JAKARTA - Menteri Hukum dan Hak Asasi Manusia (Menkumham) Yassona H. Laoly telah melaporkan pengesahan Undang-Undang tentang MPR, DPR, DPD, dan DPRD (UU MD3) kepada Presiden Joko Widodo (Jokowi).
Menurut dia, Kepala Negara cukup kaget dengan hasil revisi yang telah dilakukan lembaga legeslatif tersebut. Bahkan, ia menilai, Jokowi tak akan menandatangi hasil pengesahan UU MD3 setelah menganalisis hasil dari produk UU yang disahkan para wakil rakyat tersebut.

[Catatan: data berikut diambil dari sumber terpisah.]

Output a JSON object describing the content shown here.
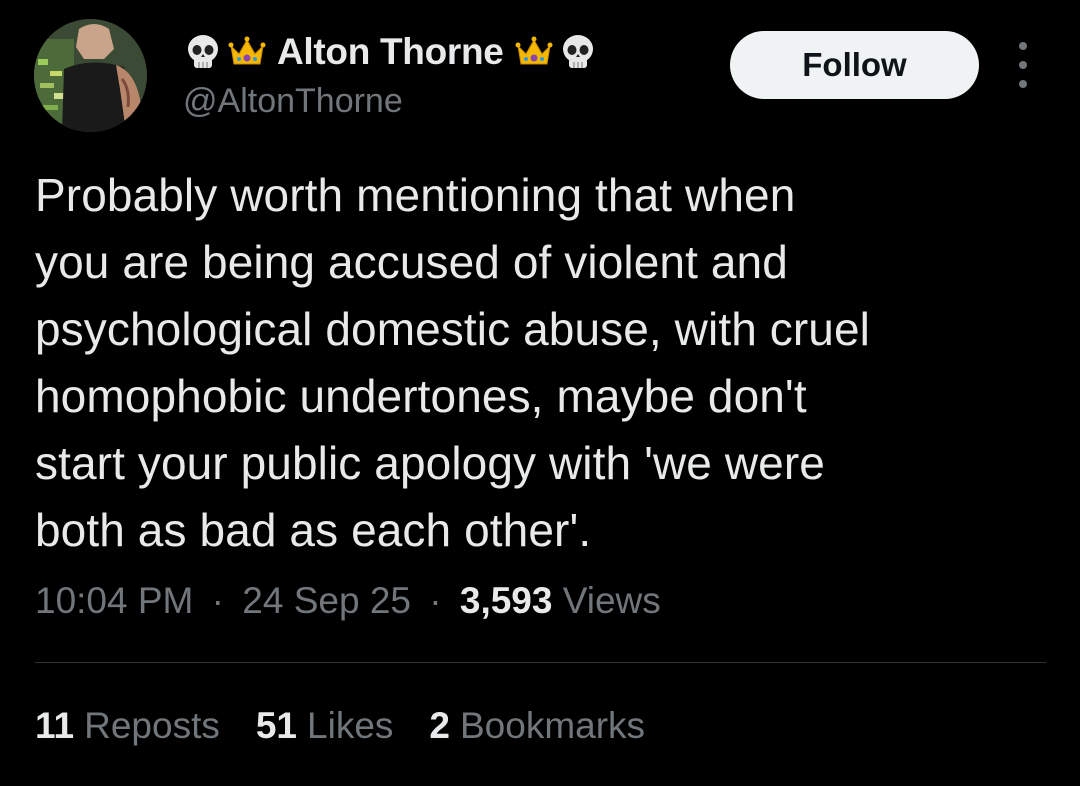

"Jadi Presiden cukup kaget juga makanya saya jelaskan, masih menganalisis ini, dari apa yang disampaikan belum menandatangani dan kemungkinan tidak mendandatangani," kata Yasonna di Kompleks Istana Kepresidenan, Jakarta, Selasa (20/2/2018).
Yassona mengatakan, dinamika politik yang begitu cepat membuat UU MD3 disahkan dalam waktu yang cukup singkat beberapa waktu lalu. Padahal, kata dia, pemerintah hanya ingin menerima adanya penguatan Pasal 122 yang dapat mempidanakan orang-orang yang dianggap merendahkan DPR dan pribadi anggota DPR.
(Baca juga: UU MD3 Dinilai Bentuk Kemunduran Demokrasi)
Meski begitu, pengusutan kasus terhadap penghinaan DPR harus terlebih dahulu mendapat pertimbangan dari Mahkamah Kehormatan Dewan (MKD) sebagai filter dari setiap perdebatan yang ada di publik.
"Kalau saya tidak menerima ini, mungkin tidak akan ada pengesahan UU MD3 pada waktu itu. Jadi dinamika politiknya cepat, saya katakan 'ok lah sebatas contempt of parlement dalam mengerjakan tugasnya'. DPR punya hak imunitas itu yang diturunkan tapi dijaga sedemikian rupa hak imunitas bukan tanpa batas, harus ada batasan," jelas Yassona.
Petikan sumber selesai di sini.